Age brings physical decline.  Even the healthiest of bodies will decay.  Physical pain destroys lives.  Doctors are afraid to treat the old for the simple reason that hearts are weaker, blood pressure is higher, bones are crumbling and what could have been a simple operation when you’re 35, is now a life-threatening operation when you’re 80.  It’s all very well saying ‘we took the risk because the patient’s quality of life was untenable’, but when the doctor is marched up before the surgical board and asked to explain why the patient died on their table, even those very true words become hollow in the medic’s mouths.  And so, out of fear of causing harm, yes, but also fear of being seen to even risk causing harm, the old are neglected by the medical establishment, unless, again, they have the wealth to buy their way out of pain.

And more – pain collapses the mind.  A long-term, nagging, constant pain can grow to fill your whole world.  It hinders mobility, shrinks horizons, shortens tempers, slashes concentration and before long, the world you knew has reduced to the room where you suffer, the journey you cannot make, the fuzz of drugs and distress you cannot think through.  It brings yet more dependency – dependency on those who feed you, water you, bring you shopping, help you up, help you down.  It brings a breakdown in independence, in pride; bed pans and someone sponging you down in the shower.  And where your world was once big and bright and wide, now it is small, and crumpled, and full of sharpened edges.
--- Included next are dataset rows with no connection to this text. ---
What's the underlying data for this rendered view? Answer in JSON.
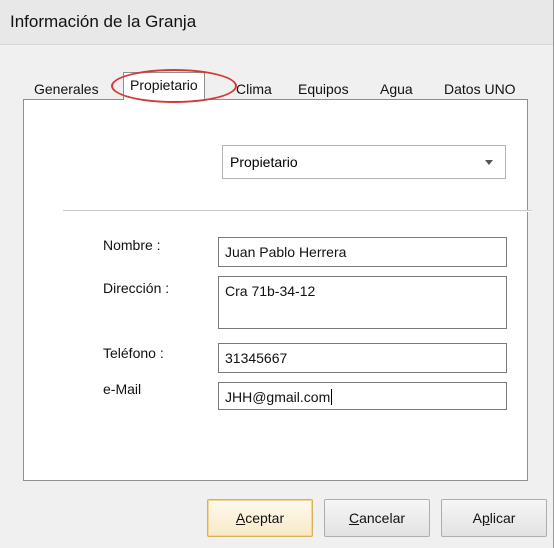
{
  "window": {
    "title": "Información de la Granja"
  },
  "tabs": [
    {
      "label": "Generales"
    },
    {
      "label": "Propietario",
      "active": true
    },
    {
      "label": "Clima"
    },
    {
      "label": "Equipos"
    },
    {
      "label": "Agua"
    },
    {
      "label": "Datos UNO"
    }
  ],
  "owner": {
    "type_selected": "Propietario",
    "fields": {
      "name_label": "Nombre :",
      "name_value": "Juan Pablo Herrera",
      "address_label": "Dirección :",
      "address_value": "Cra 71b-34-12",
      "phone_label": "Teléfono :",
      "phone_value": "31345667",
      "email_label": "e-Mail",
      "email_value": "JHH@gmail.com"
    }
  },
  "buttons": {
    "accept": {
      "mnemonic": "A",
      "rest": "ceptar"
    },
    "cancel": {
      "mnemonic": "C",
      "rest": "ancelar"
    },
    "apply": {
      "pre": "A",
      "mnemonic": "p",
      "rest": "licar"
    }
  },
  "colors": {
    "highlight_ring": "#d23a3a",
    "default_button_border": "#d9b05a"
  }
}
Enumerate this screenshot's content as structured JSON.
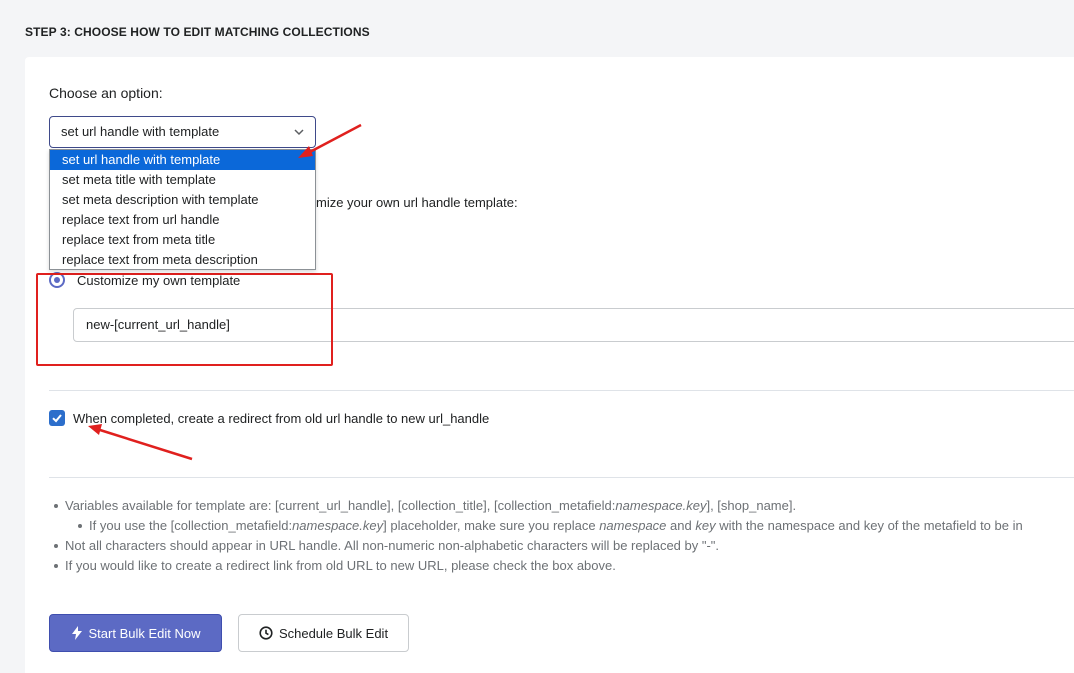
{
  "step_title": "STEP 3: CHOOSE HOW TO EDIT MATCHING COLLECTIONS",
  "choose_label": "Choose an option:",
  "select": {
    "value": "set url handle with template",
    "icon": "chevron-down-icon",
    "options": [
      "set url handle with template",
      "set meta title with template",
      "set meta description with template",
      "replace text from url handle",
      "replace text from meta title",
      "replace text from meta description"
    ]
  },
  "partial_text": "mize your own url handle template:",
  "radio_label": "Customize my own template",
  "template_value": "new-[current_url_handle]",
  "checkbox_label": "When completed, create a redirect from old url handle to new url_handle",
  "notes": {
    "n1_a": "Variables available for template are: [current_url_handle], [collection_title], [collection_metafield:",
    "n1_b": "namespace.key",
    "n1_c": "], [shop_name].",
    "n1s_a": "If you use the [collection_metafield:",
    "n1s_b": "namespace.key",
    "n1s_c": "] placeholder, make sure you replace ",
    "n1s_d": "namespace",
    "n1s_e": " and ",
    "n1s_f": "key",
    "n1s_g": " with the namespace and key of the metafield to be in",
    "n2": "Not all characters should appear in URL handle. All non-numeric non-alphabetic characters will be replaced by \"-\".",
    "n3": "If you would like to create a redirect link from old URL to new URL, please check the box above."
  },
  "buttons": {
    "start": "Start Bulk Edit Now",
    "start_icon": "bolt-icon",
    "schedule": "Schedule Bulk Edit",
    "schedule_icon": "clock-icon"
  },
  "colors": {
    "primary": "#5c6ac4",
    "selected_option": "#0b68d9",
    "annotation_red": "#e0201e",
    "checkbox": "#2c6ecb"
  }
}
Age brings disease.  Sometimes it’s slow, physical disease.  Sometimes it’s mental disease.  Dementia is so cruel, mental decline is cruel.  Cruel to those who have it, and cruel to those who live with those who have it.  Sat in the lounge of the nursing home my Gran is moving too, I listened to a conversation between a son and his mother; he trying to convince her to eat, she refusing.  “I don’t want it.  I don’t want it.  It’s horrid, I don’t want it,” came her voice, and there was within it an eight year old’s pout, a child’s stubbornness, battering against her son as he tried to fight the anger rising in his tones as he exclaimed, “You must eat, Ma, you must eat.”

Then, almost as a game, he asked: “How old am I?”

“I don’t know,” she replied, not with anger, or frustration, but a simple statement of fact.  “I don’t know how old you are.”

And again we ask; what do you do?  What formula is there, what government decree, which declares ‘now, you may abandon your elders, because you cannot look after them and they cannot remember your name so hand them over elsewhere, and live your life, while they decline, unseen, forgotten, in some other place’ for this is the simple, cruel mathematics of the case.  The young must be permitted to live, the old must be loved, and cared for, and what do you do when these two fundamental needs collide?  Guilt dogs both old and young, for different reasons, attached to the same conundrum.  And again, I don’t think anyone has an answer which is anything better than for finding, one individual at a time, the ‘most kind’ option going.

Sat again in the lounge, and here was the same story acted out.  A woman, in her fifties at a pinch, leaving her mother, late eighties if she was a day, for a few weeks to stay at the nursing home.

“I don’t want to,” said her Mum.

“You have to Mum,” said her daughter.  “You know we can’t look after you over Christmas, you need proper care.”

“But I don’t want to.”

“We talked about this – you know we can’t give you the care you need.”

“Yes, I know.”

“So you need to stay here for a few weeks, just until after Christmas.”

“But I don’t want to!”

I do not write this to say that all old age is like this: many a life is lived well and good up to the moment where it ends.  But we shy as a society from admitting a few obvious truths: that the old can be a burden on the young, on the state, and that ‘burden’ is the word – emotionally, financially, thought and time.  We also shy from admitting the other simple truth – that too often the young abandon their old, running away from the harsh truths of it and leaving those who raised us to diminish out of sight, out of mind, as if, somehow, old age is not a fate which awaits us all.